The Bush whopper about Osama creates a huge opportunity for the Kerry campaign, and puts a huge responsibility on the press, which has to decide between being “even-handed” in its fact-checking and pointing out the enormity of the President’s impudence.
But what does it tell us, as observers, about the man currently occupying the Oval Office?
It seems hard to believe that the President thought he could get away with this one. The earlier gaffe has been commented on before; I knew the minute he said what he said tonight that he was fibbing. So it was definitely going to get caught in the fact-checking.
Maybe GWB figured, based on Cheney’s success in lying about meeting Edwards (and about presiding over the Senate often) and on his own success with pretending to misunderstand the point about his timber holdings making him as “small business owner” by his own counting rules, that getting caught in a lie wasn’t going to hurt him either with his base or with the swing voters. As he indicated tonight, he’s prepared to say in public that anything said by the news media is to be disbelieved.
Call that the “cynical liar” theory. Is there an alternative?
Yes, there is, but it’s one I’ve been reluctant to comment on. I strongly disapprove of using clinical terms to make political criticisms, and in particular of people (such as Krauthammer) who try to use their expertise in one or another branch of disease to bully their political opponents.
However, given a subject with a long history of serious alcohol (and reportedly stimulant) abuse, organic brain damage is always a possibility. Even if the abuse itself has stopped, damage that was previously latent due to the redundancy of brain cells can become clinically evident due to the neuronal loss that is part of the normal aging process (starting about age 30).

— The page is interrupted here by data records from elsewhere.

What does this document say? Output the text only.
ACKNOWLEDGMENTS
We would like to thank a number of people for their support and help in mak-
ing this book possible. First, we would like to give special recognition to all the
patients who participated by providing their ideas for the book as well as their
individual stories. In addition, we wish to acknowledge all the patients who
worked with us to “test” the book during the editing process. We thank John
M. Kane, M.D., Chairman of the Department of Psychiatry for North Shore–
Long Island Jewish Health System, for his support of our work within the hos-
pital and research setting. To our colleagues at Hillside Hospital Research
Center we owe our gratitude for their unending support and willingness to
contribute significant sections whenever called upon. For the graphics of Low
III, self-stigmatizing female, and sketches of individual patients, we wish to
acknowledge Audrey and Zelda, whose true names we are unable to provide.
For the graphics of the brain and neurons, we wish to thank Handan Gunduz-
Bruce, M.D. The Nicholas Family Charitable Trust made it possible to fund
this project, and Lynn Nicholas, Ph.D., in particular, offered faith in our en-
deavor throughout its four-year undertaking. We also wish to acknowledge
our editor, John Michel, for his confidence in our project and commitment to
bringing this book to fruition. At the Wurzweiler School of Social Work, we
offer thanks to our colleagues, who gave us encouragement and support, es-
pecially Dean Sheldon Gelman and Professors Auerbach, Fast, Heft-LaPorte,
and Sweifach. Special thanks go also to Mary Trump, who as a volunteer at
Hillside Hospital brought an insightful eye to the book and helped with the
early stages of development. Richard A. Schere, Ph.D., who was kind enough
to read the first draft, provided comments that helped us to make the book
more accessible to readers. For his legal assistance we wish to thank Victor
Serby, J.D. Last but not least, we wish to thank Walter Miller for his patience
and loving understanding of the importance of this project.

Last week Brad DeLong quoted James Fallows on the decline of Bush’s speaking ability over the past ten years. Someone (I can’t remember who) posted a link to a very disturbing piece of videotape. The hesitations and stumbles most of us non-Texans think of as characterizing Bush’s speaking style were entirely absent in his debates with Ann Richards; so was the slight tendency to make his “s” sounds into “sh” sounds.